CHAM is a three girl group that’s soaring up the charts when Mima Kirigoe has to quit so she can focus on her acting career. The fans aren’t happy with her not wanting to juggle her career. She has already signed up to star in Double Bind, a cop show. Her band performs one last time at a theme park that also features a version of The Power Rangers. The fans are not happy at her career choice especially a creepy guy who lurks around and calls himself Me-Mania. Things get creepy for Mima fast when she discovers an online website claiming to be her diary entries. Things get horrific when a fan letter turns out to be a letter bomb and hurts a person close to her on the set. She also allows the show to put her in an intense scene because she wants to prove that she can handle serious roles. But the scene does overwhelm her. She begins to lose sense of what is reality, fantasy and acting as time and space slips away from her.

Perfect Blue is perfect. It’s also very Blue. This is a psychological thriller that is so perfectly Hitchcock that Brian De Palma must have wept upon seeing the finale. This is like a brilliantly messed up R-rated version of Jem. Director Satoshi Kon was able to adapt Yoshikazu Takeuchi’s Perfect Blue: Complete Metamorphosis so that it plays upon so many topics including perception, self-identity, voyeurism and art. What happens when an artist finds themselves in a tug of war between producers, fans and people you trust. The animated nature of the film makes the time when Mima gets unstuck in time seem so believable. Perfect Blue is the perfect adult viewing.
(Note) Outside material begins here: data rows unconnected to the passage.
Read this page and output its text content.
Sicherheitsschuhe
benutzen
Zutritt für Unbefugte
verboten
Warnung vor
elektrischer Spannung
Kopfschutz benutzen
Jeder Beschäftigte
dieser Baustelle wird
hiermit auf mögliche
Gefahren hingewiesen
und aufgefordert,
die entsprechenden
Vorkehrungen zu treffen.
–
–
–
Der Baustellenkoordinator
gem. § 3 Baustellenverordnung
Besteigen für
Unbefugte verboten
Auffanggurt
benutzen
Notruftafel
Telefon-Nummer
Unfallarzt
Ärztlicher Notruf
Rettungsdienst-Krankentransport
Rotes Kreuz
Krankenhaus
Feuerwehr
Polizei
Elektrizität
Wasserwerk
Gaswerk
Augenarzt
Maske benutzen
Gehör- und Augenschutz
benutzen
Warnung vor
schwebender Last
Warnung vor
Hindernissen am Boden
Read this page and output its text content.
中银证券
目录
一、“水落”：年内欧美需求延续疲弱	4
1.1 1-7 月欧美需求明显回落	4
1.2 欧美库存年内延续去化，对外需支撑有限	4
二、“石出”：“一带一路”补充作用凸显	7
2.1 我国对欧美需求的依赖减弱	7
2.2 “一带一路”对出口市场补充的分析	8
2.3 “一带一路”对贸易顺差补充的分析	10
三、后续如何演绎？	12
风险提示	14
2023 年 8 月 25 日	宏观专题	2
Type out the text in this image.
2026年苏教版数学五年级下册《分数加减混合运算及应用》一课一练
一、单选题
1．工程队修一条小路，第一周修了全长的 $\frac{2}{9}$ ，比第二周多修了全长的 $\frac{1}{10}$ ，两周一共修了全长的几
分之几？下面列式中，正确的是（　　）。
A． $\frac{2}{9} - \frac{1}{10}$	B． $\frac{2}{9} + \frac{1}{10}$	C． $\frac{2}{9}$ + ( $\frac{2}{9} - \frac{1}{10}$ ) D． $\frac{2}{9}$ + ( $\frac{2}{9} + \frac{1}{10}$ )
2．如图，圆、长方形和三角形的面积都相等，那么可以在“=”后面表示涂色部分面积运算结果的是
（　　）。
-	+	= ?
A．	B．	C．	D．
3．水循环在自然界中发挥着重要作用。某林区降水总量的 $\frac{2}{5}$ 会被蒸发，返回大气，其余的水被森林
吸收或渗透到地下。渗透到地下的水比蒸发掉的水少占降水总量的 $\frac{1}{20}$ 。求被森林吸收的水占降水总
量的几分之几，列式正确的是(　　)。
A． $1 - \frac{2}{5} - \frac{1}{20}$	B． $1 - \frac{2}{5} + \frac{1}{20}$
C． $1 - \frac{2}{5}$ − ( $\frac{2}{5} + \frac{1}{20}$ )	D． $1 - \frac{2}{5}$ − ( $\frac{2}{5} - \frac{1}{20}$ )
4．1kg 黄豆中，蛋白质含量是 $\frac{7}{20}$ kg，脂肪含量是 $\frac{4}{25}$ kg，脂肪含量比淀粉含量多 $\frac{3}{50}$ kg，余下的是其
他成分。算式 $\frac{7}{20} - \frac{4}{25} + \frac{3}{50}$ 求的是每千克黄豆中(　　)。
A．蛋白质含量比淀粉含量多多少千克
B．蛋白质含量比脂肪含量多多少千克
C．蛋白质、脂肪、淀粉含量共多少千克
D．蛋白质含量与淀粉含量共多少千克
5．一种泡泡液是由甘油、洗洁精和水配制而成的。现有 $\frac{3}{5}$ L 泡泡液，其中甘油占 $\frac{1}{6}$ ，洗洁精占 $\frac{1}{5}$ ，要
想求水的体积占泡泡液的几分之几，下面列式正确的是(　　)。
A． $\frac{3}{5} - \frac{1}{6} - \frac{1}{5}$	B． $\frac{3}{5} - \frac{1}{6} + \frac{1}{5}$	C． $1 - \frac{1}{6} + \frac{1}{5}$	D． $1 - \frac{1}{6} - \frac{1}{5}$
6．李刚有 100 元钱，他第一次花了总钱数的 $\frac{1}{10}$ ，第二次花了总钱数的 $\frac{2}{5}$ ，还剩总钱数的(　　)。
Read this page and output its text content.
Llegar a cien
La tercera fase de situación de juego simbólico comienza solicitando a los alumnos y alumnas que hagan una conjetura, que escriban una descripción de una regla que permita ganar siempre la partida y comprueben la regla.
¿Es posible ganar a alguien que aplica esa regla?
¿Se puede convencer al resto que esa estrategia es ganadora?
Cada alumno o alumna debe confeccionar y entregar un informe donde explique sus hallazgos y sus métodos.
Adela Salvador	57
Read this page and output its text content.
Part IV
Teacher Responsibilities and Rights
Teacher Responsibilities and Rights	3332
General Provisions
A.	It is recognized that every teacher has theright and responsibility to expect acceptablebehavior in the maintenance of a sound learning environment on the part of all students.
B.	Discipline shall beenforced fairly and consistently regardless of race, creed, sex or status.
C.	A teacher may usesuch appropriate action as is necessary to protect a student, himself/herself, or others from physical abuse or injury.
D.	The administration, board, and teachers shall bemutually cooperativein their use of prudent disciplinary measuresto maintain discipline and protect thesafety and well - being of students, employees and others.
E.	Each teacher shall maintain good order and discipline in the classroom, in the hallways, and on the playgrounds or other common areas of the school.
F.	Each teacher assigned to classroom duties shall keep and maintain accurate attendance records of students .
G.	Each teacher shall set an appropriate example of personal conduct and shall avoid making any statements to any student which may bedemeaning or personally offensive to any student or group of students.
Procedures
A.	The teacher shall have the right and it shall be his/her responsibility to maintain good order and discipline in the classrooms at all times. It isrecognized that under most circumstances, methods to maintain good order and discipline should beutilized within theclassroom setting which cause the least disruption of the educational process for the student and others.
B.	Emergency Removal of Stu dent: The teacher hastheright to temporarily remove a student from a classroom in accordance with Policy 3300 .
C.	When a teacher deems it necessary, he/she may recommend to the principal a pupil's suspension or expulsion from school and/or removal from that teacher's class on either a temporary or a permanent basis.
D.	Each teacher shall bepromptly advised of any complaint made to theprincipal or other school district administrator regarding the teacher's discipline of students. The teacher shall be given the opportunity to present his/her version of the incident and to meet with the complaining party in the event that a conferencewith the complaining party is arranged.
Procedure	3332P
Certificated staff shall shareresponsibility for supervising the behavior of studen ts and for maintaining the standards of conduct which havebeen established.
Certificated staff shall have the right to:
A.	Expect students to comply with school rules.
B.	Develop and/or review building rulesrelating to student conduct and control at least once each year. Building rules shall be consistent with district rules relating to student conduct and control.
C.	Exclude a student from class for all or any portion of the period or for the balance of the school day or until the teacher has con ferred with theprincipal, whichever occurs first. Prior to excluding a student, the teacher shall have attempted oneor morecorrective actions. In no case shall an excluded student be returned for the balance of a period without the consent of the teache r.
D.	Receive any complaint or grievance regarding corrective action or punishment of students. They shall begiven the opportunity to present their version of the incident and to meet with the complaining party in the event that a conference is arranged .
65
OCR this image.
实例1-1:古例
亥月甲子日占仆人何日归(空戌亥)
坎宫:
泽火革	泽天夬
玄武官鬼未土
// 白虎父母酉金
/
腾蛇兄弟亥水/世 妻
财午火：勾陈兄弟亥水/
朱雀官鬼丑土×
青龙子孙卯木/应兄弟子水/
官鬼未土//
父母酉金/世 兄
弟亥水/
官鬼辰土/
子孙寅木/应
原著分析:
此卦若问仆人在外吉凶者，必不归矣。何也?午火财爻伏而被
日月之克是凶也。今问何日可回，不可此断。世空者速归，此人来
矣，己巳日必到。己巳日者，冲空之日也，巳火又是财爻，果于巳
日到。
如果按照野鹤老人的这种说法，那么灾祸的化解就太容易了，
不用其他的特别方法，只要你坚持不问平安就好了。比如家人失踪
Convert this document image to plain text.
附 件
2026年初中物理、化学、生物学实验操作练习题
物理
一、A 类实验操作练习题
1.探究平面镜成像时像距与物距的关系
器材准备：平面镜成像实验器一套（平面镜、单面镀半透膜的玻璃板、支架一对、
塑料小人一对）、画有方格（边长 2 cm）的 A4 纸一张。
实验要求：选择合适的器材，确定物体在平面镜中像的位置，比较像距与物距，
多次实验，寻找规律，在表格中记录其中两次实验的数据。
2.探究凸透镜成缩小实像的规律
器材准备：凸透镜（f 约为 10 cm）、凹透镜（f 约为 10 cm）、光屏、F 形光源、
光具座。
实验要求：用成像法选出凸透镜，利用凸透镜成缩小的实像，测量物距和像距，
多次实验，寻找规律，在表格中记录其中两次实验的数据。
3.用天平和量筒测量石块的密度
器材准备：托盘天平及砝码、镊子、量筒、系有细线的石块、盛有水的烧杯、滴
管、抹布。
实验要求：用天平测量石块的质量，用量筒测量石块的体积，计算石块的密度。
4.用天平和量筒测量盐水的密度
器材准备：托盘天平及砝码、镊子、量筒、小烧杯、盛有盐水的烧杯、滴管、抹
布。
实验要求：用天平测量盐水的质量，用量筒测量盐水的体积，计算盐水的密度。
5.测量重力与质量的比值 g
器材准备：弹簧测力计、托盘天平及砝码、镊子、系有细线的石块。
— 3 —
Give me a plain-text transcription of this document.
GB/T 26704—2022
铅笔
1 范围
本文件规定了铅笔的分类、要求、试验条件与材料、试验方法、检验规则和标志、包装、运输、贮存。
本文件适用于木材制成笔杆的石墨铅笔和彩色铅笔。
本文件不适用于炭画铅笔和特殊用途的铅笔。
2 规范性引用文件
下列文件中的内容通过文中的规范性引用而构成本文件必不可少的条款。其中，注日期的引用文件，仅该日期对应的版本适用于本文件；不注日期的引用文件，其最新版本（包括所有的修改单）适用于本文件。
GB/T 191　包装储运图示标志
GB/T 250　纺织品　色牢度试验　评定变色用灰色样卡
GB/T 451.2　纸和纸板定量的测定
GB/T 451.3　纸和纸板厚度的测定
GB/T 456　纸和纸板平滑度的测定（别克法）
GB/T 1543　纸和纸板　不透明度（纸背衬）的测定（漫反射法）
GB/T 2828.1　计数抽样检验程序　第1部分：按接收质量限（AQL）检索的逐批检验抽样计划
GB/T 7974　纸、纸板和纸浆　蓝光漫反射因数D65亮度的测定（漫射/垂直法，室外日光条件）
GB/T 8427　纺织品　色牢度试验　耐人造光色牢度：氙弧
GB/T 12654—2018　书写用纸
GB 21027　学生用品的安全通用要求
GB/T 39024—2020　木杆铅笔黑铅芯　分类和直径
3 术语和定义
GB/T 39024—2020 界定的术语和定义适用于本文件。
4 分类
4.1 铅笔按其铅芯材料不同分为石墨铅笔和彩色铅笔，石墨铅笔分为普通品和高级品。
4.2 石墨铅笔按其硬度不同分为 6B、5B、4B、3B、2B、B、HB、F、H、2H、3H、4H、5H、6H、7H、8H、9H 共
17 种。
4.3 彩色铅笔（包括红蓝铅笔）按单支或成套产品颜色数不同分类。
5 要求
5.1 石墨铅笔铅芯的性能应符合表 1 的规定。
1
The video is 1.78:1 anamorphic. The 1080p upgrade brings up out the details in the background paintings. The audio includes the original Japanese mono mix, Japanese 5.1 remix and an English dub 5.1 remix. Either of the three works although you probably will want to watch the film in English first so you’re able to ingest the visuals without spending too much time reading. The movie is subtitled in English. There is a subtitle for songs and signs in the film.

DVD of the movie.

Original SD Version Of Feature (81 minutes) is in English Mono Dolby Digital 2.0. It’a full frame and letterboxed.

Lectures By Satoshi Kon Featurette (41:10) discusses elements of the movie. It really does look like a lecture series you’d see as part of an educational video.

Angel Of Your Heart Recording Sessions (4:22) features a trio of ladies in the studio singing the big song from CHAM.

Angel Of Your Heart Full English Version (4:15) is the English version of the song with a illustration of a boom box.

Theatrical Trailers And TV Spots includes trailers for US And UK Re-releases and Japan. The US/UK trailer includes high praise from Roger Corman.

Cast And Crew Interviews includes director Satoshi Kon (10:45), Junko Iwao, the voice of Mima in Japan (5:41), Ruby Marlow, the voice of Mima in the English dub (2:41), Wendee Lee, English voice for Rumi (2:21) and Bob Marx, English voice for Me-Mania (2:00) are all to be listened to after you see the film.

GKIDS and Shout! Factory present Perfect Blue. Directed by Satoshi Kon. Screenplay by: Sadayuki Murai. Starring: Junko Iwao, Rica Matsumoto, Shiho Niiyama & Masaaki Okura. Rated: Unrated. Running Time: 81 minutes. Released: March 26, 2019.